A print coating that kills germs

Caroline Zöller

Published on 20.05.2020

Pathogens often adhere to smooth surfaces – especially if they pass through many people’s hands. Now, there is a special dispersion coating that leaves germs no chance of survival.

Viruses and bacteria can be found on all smooth surfaces, and printed materials are no exception t this rule. Invisible to the naked eye, pathogens frequently attach themselves to items that pass through many hands, e.g. business cards, magazines, brochures, flyers or menus.

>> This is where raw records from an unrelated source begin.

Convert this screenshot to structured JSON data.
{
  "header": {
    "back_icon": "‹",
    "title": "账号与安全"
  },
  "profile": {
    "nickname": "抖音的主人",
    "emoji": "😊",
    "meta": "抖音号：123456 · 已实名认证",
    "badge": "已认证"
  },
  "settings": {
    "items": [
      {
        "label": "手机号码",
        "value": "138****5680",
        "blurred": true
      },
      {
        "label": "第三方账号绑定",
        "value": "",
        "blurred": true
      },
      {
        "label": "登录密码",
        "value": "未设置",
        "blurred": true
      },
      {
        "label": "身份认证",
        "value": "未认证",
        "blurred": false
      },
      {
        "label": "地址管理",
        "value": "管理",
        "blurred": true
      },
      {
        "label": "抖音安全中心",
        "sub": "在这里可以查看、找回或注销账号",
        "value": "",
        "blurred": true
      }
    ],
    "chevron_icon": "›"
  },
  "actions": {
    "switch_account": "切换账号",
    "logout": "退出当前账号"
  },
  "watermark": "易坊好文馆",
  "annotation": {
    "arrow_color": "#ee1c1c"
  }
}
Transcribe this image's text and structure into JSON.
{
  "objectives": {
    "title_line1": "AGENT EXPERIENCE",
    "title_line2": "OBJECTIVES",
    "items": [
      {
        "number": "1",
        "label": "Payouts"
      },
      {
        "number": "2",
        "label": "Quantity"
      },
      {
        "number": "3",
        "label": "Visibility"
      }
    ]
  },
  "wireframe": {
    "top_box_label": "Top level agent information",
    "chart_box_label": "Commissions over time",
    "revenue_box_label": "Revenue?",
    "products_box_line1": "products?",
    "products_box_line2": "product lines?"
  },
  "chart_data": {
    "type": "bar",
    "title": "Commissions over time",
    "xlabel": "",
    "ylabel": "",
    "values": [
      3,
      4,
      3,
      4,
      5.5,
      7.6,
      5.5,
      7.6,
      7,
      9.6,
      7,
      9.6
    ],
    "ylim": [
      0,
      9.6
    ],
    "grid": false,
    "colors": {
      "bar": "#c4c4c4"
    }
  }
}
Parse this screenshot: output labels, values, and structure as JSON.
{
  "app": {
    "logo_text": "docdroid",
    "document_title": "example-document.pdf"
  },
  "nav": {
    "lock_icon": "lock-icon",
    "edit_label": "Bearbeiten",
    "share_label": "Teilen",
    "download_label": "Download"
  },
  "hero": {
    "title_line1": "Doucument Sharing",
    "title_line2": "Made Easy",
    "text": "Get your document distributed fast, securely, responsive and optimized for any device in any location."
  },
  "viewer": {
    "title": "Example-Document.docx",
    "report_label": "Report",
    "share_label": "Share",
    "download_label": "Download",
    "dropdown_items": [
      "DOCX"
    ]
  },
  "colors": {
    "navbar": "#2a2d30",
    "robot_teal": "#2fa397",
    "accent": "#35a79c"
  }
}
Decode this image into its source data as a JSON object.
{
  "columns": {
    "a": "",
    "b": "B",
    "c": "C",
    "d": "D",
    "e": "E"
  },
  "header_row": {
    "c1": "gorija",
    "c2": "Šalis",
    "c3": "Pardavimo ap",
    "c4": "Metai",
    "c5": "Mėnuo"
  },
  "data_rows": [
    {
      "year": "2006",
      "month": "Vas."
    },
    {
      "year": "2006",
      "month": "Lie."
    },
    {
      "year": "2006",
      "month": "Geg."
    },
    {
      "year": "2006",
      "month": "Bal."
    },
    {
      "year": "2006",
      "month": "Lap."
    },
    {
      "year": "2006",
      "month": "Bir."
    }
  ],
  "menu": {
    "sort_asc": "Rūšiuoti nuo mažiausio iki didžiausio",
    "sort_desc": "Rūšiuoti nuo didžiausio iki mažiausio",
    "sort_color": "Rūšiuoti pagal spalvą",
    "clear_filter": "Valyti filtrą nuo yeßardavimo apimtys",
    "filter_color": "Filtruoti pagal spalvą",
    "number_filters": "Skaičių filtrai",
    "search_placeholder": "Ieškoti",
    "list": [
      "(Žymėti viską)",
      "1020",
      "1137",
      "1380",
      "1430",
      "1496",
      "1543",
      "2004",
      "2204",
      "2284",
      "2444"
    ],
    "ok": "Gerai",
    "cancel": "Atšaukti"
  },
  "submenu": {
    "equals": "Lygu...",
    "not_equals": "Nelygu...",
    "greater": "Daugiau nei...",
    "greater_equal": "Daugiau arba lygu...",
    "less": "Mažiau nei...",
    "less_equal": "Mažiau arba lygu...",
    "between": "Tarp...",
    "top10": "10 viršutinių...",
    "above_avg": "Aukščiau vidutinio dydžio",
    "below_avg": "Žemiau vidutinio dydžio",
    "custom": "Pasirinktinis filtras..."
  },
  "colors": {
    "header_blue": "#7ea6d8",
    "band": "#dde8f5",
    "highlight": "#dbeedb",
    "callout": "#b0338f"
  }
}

The open-pored structure of paper or cardboard makes it very difficult to create a finish that kills pathogens reliably long-term. There is now a new print coating available that helps solve this problem. Made by creart-spezialdruck, a company specialised in creating individual printing products, this dispersion coating is anti-microbial, making print products safer. Its efficacy has been proven in a scientific trial carried out by the Fraunhofer Institute.

Light and oxygen

The science behind this method is relatively simple: contact with daylight or artificial light activates oxygen on the surface of the coating. This destroys up to 99.5 percent of bacteria, viruses and fungal spores that adhere to the surface after human contact. The cleansing process is triggered whenever the coating is exposed to light and it remains effective on printed materials for at least a year. When items are kept in dark surroundings, such as in cupboards or drawers, the coating becomes inactive and is only reactivated once it comes into contact with light and air again.

Application

The photocatalytic dispersion coating is applied to both sides of printed materials. It is available in a satin and glossy finish. Daylight or artificial light excites the photocatalyst contained in the coating which then cleans the surface using the oxygen released during the process. This makes it possible to create hygienic products for use in public spaces, at events, or in the catering industry.